Quel che non viene detto, di Stormy, è che una persona con delle capacità e una profondità artistica, come dichiarato dal regista Judd Apatow sulle colonne del New York Times: “Una seria professionista e donna d’affari, una produttrice di film che ha preso le redini della sua carriera”. La sua collega Nina Hartley dice invece: “Lei è un leader. E lo sanno tutti”. Il suo carisma e le sue capacità l’hanno portata anche, in passato, a vagliare di intraprendere una carriera politica ad alto livello. Dopo anni di registrazione nelle fila del Partito democratico, su spinta di alcuni suoi fan (che hanno ancora un canale YouTube attivo), si iscrive al Partito repubblicano per sfidare un senatore federale in carica, David Vitter, con queste motivazioni: “Il mio pensiero libertario sulla relazione tra sesso e denaro e sul libero uso di entrambi mi ha fatto capire di essere più vicina come orientamento al partito repubblicano”. Ma non è l’unico motivo: a farle prendere questa decisione è anche la notizia che il Comitato nazionale repubblicano rimborsò le spese di alcuni suoi membri al Voyeur Club, uno strip club di Los Angeles a tema lesbo-sadomaso, come a confermare che il partito in linea di principio non era contrario alla pornografia (Stormy non mancò di farlo notare, forse come frecciata a Vitter, senatore conservatore antiprostituzione, che nel 2007 aveva ammesso di aver pagato una escort).
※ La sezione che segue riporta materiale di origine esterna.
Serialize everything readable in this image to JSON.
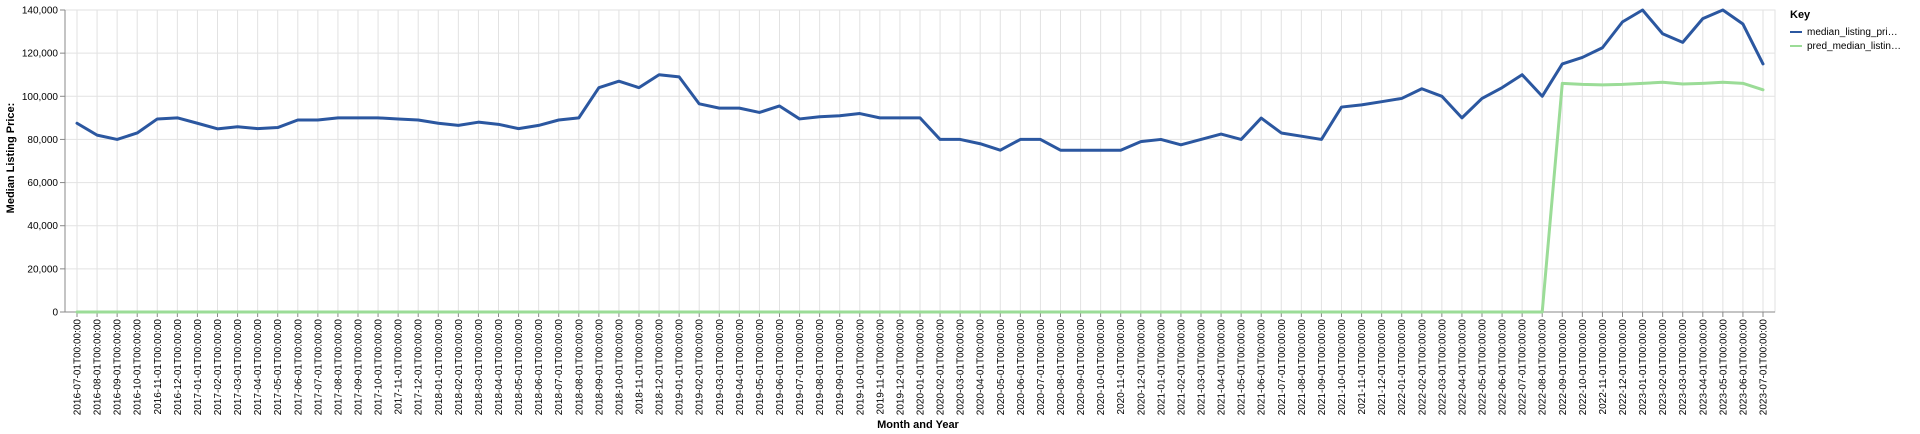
{
  "chart_data": {
    "type": "line",
    "xlabel": "Month and Year",
    "ylabel": "Median Listing Price:",
    "ylim": [
      0,
      140000
    ],
    "yticks": [
      "0",
      "20,000",
      "40,000",
      "60,000",
      "80,000",
      "100,000",
      "120,000",
      "140,000"
    ],
    "grid": true,
    "legend": {
      "title": "Key",
      "placement": "right",
      "labels": [
        "median_listing_pri…",
        "pred_median_listin…"
      ]
    },
    "colors": {
      "actual": "#2b57a0",
      "predicted": "#9bdc97",
      "grid": "#e2e2e2",
      "axis": "#888888"
    },
    "x": [
      "2016-07-01T00:00:00",
      "2016-08-01T00:00:00",
      "2016-09-01T00:00:00",
      "2016-10-01T00:00:00",
      "2016-11-01T00:00:00",
      "2016-12-01T00:00:00",
      "2017-01-01T00:00:00",
      "2017-02-01T00:00:00",
      "2017-03-01T00:00:00",
      "2017-04-01T00:00:00",
      "2017-05-01T00:00:00",
      "2017-06-01T00:00:00",
      "2017-07-01T00:00:00",
      "2017-08-01T00:00:00",
      "2017-09-01T00:00:00",
      "2017-10-01T00:00:00",
      "2017-11-01T00:00:00",
      "2017-12-01T00:00:00",
      "2018-01-01T00:00:00",
      "2018-02-01T00:00:00",
      "2018-03-01T00:00:00",
      "2018-04-01T00:00:00",
      "2018-05-01T00:00:00",
      "2018-06-01T00:00:00",
      "2018-07-01T00:00:00",
      "2018-08-01T00:00:00",
      "2018-09-01T00:00:00",
      "2018-10-01T00:00:00",
      "2018-11-01T00:00:00",
      "2018-12-01T00:00:00",
      "2019-01-01T00:00:00",
      "2019-02-01T00:00:00",
      "2019-03-01T00:00:00",
      "2019-04-01T00:00:00",
      "2019-05-01T00:00:00",
      "2019-06-01T00:00:00",
      "2019-07-01T00:00:00",
      "2019-08-01T00:00:00",
      "2019-09-01T00:00:00",
      "2019-10-01T00:00:00",
      "2019-11-01T00:00:00",
      "2019-12-01T00:00:00",
      "2020-01-01T00:00:00",
      "2020-02-01T00:00:00",
      "2020-03-01T00:00:00",
      "2020-04-01T00:00:00",
      "2020-05-01T00:00:00",
      "2020-06-01T00:00:00",
      "2020-07-01T00:00:00",
      "2020-08-01T00:00:00",
      "2020-09-01T00:00:00",
      "2020-10-01T00:00:00",
      "2020-11-01T00:00:00",
      "2020-12-01T00:00:00",
      "2021-01-01T00:00:00",
      "2021-02-01T00:00:00",
      "2021-03-01T00:00:00",
      "2021-04-01T00:00:00",
      "2021-05-01T00:00:00",
      "2021-06-01T00:00:00",
      "2021-07-01T00:00:00",
      "2021-08-01T00:00:00",
      "2021-09-01T00:00:00",
      "2021-10-01T00:00:00",
      "2021-11-01T00:00:00",
      "2021-12-01T00:00:00",
      "2022-01-01T00:00:00",
      "2022-02-01T00:00:00",
      "2022-03-01T00:00:00",
      "2022-04-01T00:00:00",
      "2022-05-01T00:00:00",
      "2022-06-01T00:00:00",
      "2022-07-01T00:00:00",
      "2022-08-01T00:00:00",
      "2022-09-01T00:00:00",
      "2022-10-01T00:00:00",
      "2022-11-01T00:00:00",
      "2022-12-01T00:00:00",
      "2023-01-01T00:00:00",
      "2023-02-01T00:00:00",
      "2023-03-01T00:00:00",
      "2023-04-01T00:00:00",
      "2023-05-01T00:00:00",
      "2023-06-01T00:00:00",
      "2023-07-01T00:00:00"
    ],
    "series": [
      {
        "name": "median_listing_pri…",
        "values": [
          87500,
          82000,
          80000,
          83000,
          89500,
          90000,
          87500,
          84900,
          85900,
          85000,
          85500,
          89000,
          89000,
          90000,
          90000,
          90000,
          89500,
          89000,
          87500,
          86500,
          88000,
          87000,
          85000,
          86500,
          89000,
          90000,
          104000,
          107000,
          104000,
          110000,
          109000,
          96500,
          94500,
          94500,
          92500,
          95500,
          89500,
          90500,
          91000,
          92000,
          90000,
          90000,
          90000,
          80000,
          80000,
          78000,
          75000,
          80000,
          80000,
          75000,
          75000,
          75000,
          75000,
          79000,
          80000,
          77500,
          80000,
          82500,
          80000,
          89900,
          83000,
          81500,
          80000,
          95000,
          96000,
          97500,
          99000,
          103500,
          100000,
          90000,
          99000,
          104000,
          110000,
          100000,
          115000,
          118000,
          122500,
          134500,
          140000,
          129000,
          125000,
          136000,
          140000,
          133500,
          115000
        ]
      },
      {
        "name": "pred_median_listin…",
        "values": [
          0,
          0,
          0,
          0,
          0,
          0,
          0,
          0,
          0,
          0,
          0,
          0,
          0,
          0,
          0,
          0,
          0,
          0,
          0,
          0,
          0,
          0,
          0,
          0,
          0,
          0,
          0,
          0,
          0,
          0,
          0,
          0,
          0,
          0,
          0,
          0,
          0,
          0,
          0,
          0,
          0,
          0,
          0,
          0,
          0,
          0,
          0,
          0,
          0,
          0,
          0,
          0,
          0,
          0,
          0,
          0,
          0,
          0,
          0,
          0,
          0,
          0,
          0,
          0,
          0,
          0,
          0,
          0,
          0,
          0,
          0,
          0,
          0,
          0,
          106000,
          105500,
          105300,
          105500,
          106000,
          106500,
          105700,
          106000,
          106500,
          106000,
          103000
        ]
      }
    ]
  }
}
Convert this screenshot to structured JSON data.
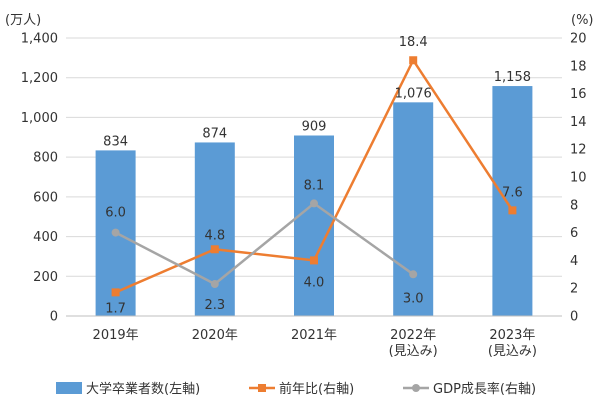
{
  "chart_data": {
    "type": "bar+line",
    "categories": [
      [
        "2019年"
      ],
      [
        "2020年"
      ],
      [
        "2021年"
      ],
      [
        "2022年",
        "(見込み)"
      ],
      [
        "2023年",
        "(見込み)"
      ]
    ],
    "left_axis": {
      "unit_label": "(万人)",
      "ylim": [
        0,
        1400
      ],
      "ticks": [
        0,
        200,
        400,
        600,
        800,
        1000,
        1200,
        1400
      ],
      "tick_labels": [
        "0",
        "200",
        "400",
        "600",
        "800",
        "1,000",
        "1,200",
        "1,400"
      ]
    },
    "right_axis": {
      "unit_label": "(%)",
      "ylim": [
        0,
        20
      ],
      "ticks": [
        0,
        2,
        4,
        6,
        8,
        10,
        12,
        14,
        16,
        18,
        20
      ],
      "tick_labels": [
        "0",
        "2",
        "4",
        "6",
        "8",
        "10",
        "12",
        "14",
        "16",
        "18",
        "20"
      ]
    },
    "grid": true,
    "legend_position": "bottom",
    "series": [
      {
        "name": "大学卒業者数(左軸)",
        "type": "bar",
        "axis": "left",
        "color": "#5b9bd5",
        "values": [
          834,
          874,
          909,
          1076,
          1158
        ],
        "labels": [
          "834",
          "874",
          "909",
          "1,076",
          "1,158"
        ]
      },
      {
        "name": "前年比(右軸)",
        "type": "line",
        "axis": "right",
        "color": "#ed7d31",
        "marker": "square",
        "values": [
          1.7,
          4.8,
          4.0,
          18.4,
          7.6
        ],
        "labels": [
          "1.7",
          "4.8",
          "4.0",
          "18.4",
          "7.6"
        ]
      },
      {
        "name": "GDP成長率(右軸)",
        "type": "line",
        "axis": "right",
        "color": "#a5a5a5",
        "marker": "circle",
        "values": [
          6.0,
          2.3,
          8.1,
          3.0,
          null
        ],
        "labels": [
          "6.0",
          "2.3",
          "8.1",
          "3.0",
          null
        ]
      }
    ]
  }
}
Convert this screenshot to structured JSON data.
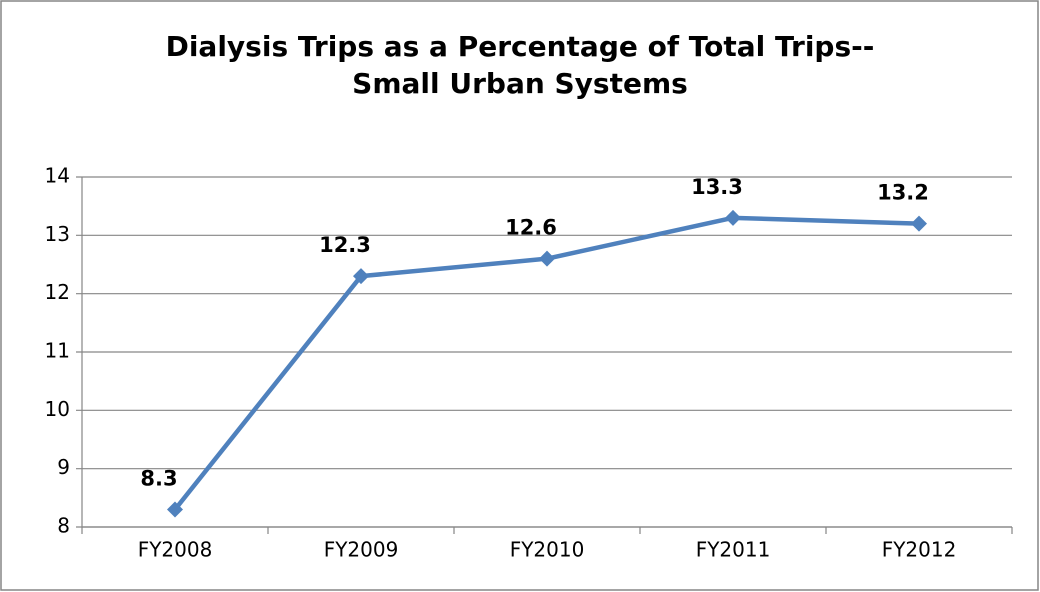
{
  "chart_data": {
    "type": "line",
    "title": "Dialysis Trips as a Percentage of Total Trips--Small Urban Systems",
    "categories": [
      "FY2008",
      "FY2009",
      "FY2010",
      "FY2011",
      "FY2012"
    ],
    "values": [
      8.3,
      12.3,
      12.6,
      13.3,
      13.2
    ],
    "color": "#4f81bd",
    "ylim": [
      8,
      14
    ],
    "yticks": [
      8,
      9,
      10,
      11,
      12,
      13,
      14
    ],
    "grid": true
  }
}
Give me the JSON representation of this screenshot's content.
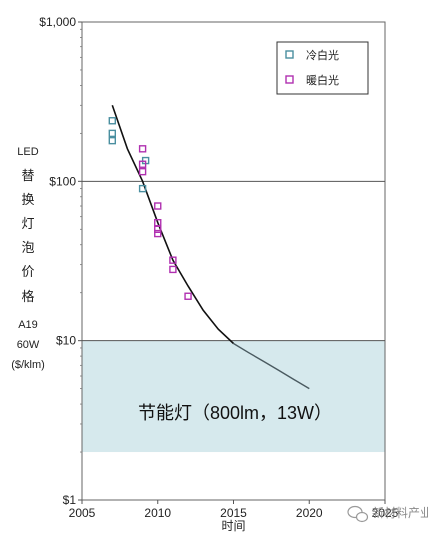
{
  "chart_data": {
    "type": "scatter",
    "ylabel_lines": [
      "LED",
      "替",
      "换",
      "灯",
      "泡",
      "价",
      "格",
      "A19",
      "60W",
      "($/klm)"
    ],
    "xlabel": "时间",
    "x_ticks": [
      2005,
      2010,
      2015,
      2020,
      2025
    ],
    "y_ticks": [
      1,
      10,
      100,
      1000
    ],
    "y_tick_labels": [
      "$1",
      "$10",
      "$100",
      "$1,000"
    ],
    "xlim": [
      2005,
      2025
    ],
    "ylim": [
      1,
      1000
    ],
    "yscale": "log",
    "legend_position": "top-right",
    "series": [
      {
        "name": "冷白光",
        "color": "#4a8fa0",
        "marker": "square",
        "points": [
          [
            2007,
            240
          ],
          [
            2007,
            200
          ],
          [
            2007,
            180
          ],
          [
            2009.2,
            135
          ],
          [
            2009,
            90
          ]
        ]
      },
      {
        "name": "暖白光",
        "color": "#b030b0",
        "marker": "square",
        "points": [
          [
            2009,
            160
          ],
          [
            2009,
            128
          ],
          [
            2009,
            115
          ],
          [
            2010,
            70
          ],
          [
            2010,
            55
          ],
          [
            2010,
            50
          ],
          [
            2010,
            47
          ],
          [
            2011,
            32
          ],
          [
            2011,
            28
          ],
          [
            2012,
            19
          ]
        ]
      }
    ],
    "trend": {
      "color": "#111111",
      "projected_color": "#4a5a60",
      "points": [
        [
          2007,
          300
        ],
        [
          2008,
          160
        ],
        [
          2009,
          100
        ],
        [
          2010,
          55
        ],
        [
          2011,
          32
        ],
        [
          2012,
          22
        ],
        [
          2013,
          15.5
        ],
        [
          2014,
          11.8
        ],
        [
          2015,
          9.6
        ]
      ],
      "projected_points": [
        [
          2015,
          9.6
        ],
        [
          2016,
          8.4
        ],
        [
          2017,
          7.4
        ],
        [
          2018,
          6.5
        ],
        [
          2019,
          5.7
        ],
        [
          2020,
          5.0
        ]
      ]
    },
    "target_band": {
      "ymin": 2,
      "ymax": 10,
      "color": "#d6e9ed"
    },
    "annotation": "节能灯（800lm，13W）"
  },
  "watermark": "新材料产业"
}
Nonostante l’entusiasmo dei primi mesi, con la Daniels che aveva lanciato un tour di ascolto in Louisiana per capire meglio i problemi economici dello Stato (qui un video per capire che Stormy era serissima nelle sue intenzioni). La successiva decisione di rinunciare alla candidatura, presa il 15 aprile 2010, è attribuita a una mancanza di fondi economici bastanti a sfidare un potente senatore in carica quale Vitter, in un anno in cui l’allora presidente Obama era in seria difficoltà a livello di consensi. Ma c’è un’altra parte importante: Stormy si è lamentata del fatto che i media non prendevano sul serio la sua candidatura di “donna indipendente che lavora”, e che era stata banalizzata e stereotipizzata. Forse una star del porno non era adatta a portare la bandiera del girl power, avrà pensato. E d’altronde è stata lei stessa a non voler essere accostata al movimento #MeToo, ad esempio: “Non ho mai detto di essere una vittima. Provare a usarmi per gli scopi di qualcun altro danneggia orribilmente le vere vittime”, ha detto in un’intervista. Così ha deciso di tornare a dedicarsi all’industria hollywoodiana per adulti.

Infine, anche nello sfidare Trump, Stormy Daniels ha dimostrato di essere una donna forte, rifiutandosi di recitare la parte della donna ferita, ma anzi andando all’attacco: lo si nota nella sua intervista al popolare talk 60 Minutes dello scorso 25 marzo, e vedendola apparire nella parte di sé stessa in una parodia satirica della vicenda al Saturday Night Live. Ad Anderson Cooper, intervistatore di 60 Minutes, Stefanie ha detto di aver firmato il “contratto” con Trump per tacere sulla loro relazione perché temeva per la sua famiglia, dopo che un uomo nel 2011 l’aveva seguita e minacciata a Las Vegas. Ha anche rivangato i dettagli più succosi della vicenda (tra cui quello noto della copertina di Forbes) ed è apparsa sicura di sé e determinata a vincere la sua personale guerra. Ha anche realizzato una raccolta lunga 4 ore delle sue migliori scene video intitolata Stormy Trumps All. Questo come a voler dimostrare che non è spaventata dallo sfidare il presidente degli Stati Uniti, anzi che è lei a dettare le regole, come ha sempre fatto nella sua carriera. Solo una malcelata pruderìe può far trascurare le specificità di questa personalità dirompente. Come detto dal New York Times, Stormy è nota per la sua ambizione. E la sua ambizione è quella di diventare la prima pornostar a terminare la carriera di un presidente americano.